Parmi les récits lugubres qui circulaient dans le populaire de Paris au quinzième siècle, il en est un qui eut pour théâtre le jeu de paume de la rue de Perpignan.
Un bâtard d'Armagnac, grand enjôleur de fillettes, querelleur, détrousseur de bourgeois et joueur enragé, fréquentait ce jeu de paume, jurant et trichant, prêt à mettre flamberge au vent à la moindre résistance, portant des défis à tout le monde dans ce carrousel pacifique; c'était un vrai Robert le Diable de carrefour.

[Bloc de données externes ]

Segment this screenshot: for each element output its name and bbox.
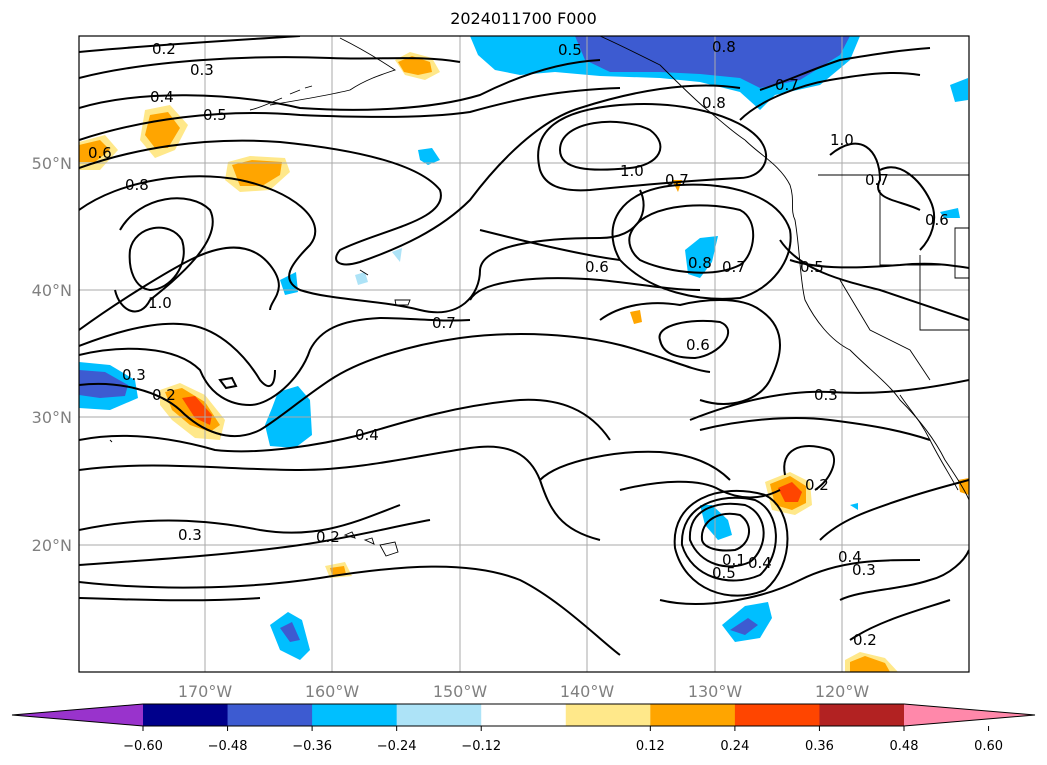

A l'extrémité de l'esplanade où les joueurs luttaient d'adresse, une niche gothique toujours parée de roses abritait la madone du jeu de paume, car, plaisirs comme douleurs, nos bons aïeux mettaient dévotement tout sous la protection d'un saint ou d'une Notre-Dame. L'impie s'amusait souvent par bravade et forfanterie à lancer des pelottes sur le sein de la Vierge, jurant quand il manquait son but, et riant quand il l'atteignait d'une manière indécente.
Un pareil sacrilege devait avoir son châtiment.
Or, il arriva qu'un jour de défi, en présence d'une grande foule, il était sur le point de gagner la partie, quand soudain toutes les balles qu'il lançait, au lieu de prendre la direction qu'il leur donnait, allèrent, poussées par une force invisible, se loger dans le manteau de la madone.
La foule, sous le coup du pressentiment qu'il va s'accomplir quelque événement miraculeux, resta frappée d'étonnement. Les cris et les murmures s'arrêtèrent; elle tomba à genoux et, tournée vers la vierge, pria tout bas pour l'impie, car elle avait deviné que la colère de Dieu s'était tournée vers lui.
Mais lui, seul debout, honteux de se voir le jouet d'une image de pierre, blasphéma davantage, vomit les plus horribles sacrilèges que lui souffla le mauvais ange et prit une balle pour la lancer directement sur la Vierge.
Il vise et lève le bras en criant : « au cœur. » Mais à peine a-t-il levé la main qu'il tombe foudroyé.
La foule, folle de terreur, se précipite dans la rue, fuyant ce damné et craignant d'être témoin d'autres malheurs plus terribles.
La nuit suivante, le corps du bâtard, couvert de fientes et ordures, fut traîné sur une claie, par ordre de l'évêque, jusqu'au port Saint-Landry et jeté dans la Seine, qui se chargea de conduire au diable le cadavre du maudit.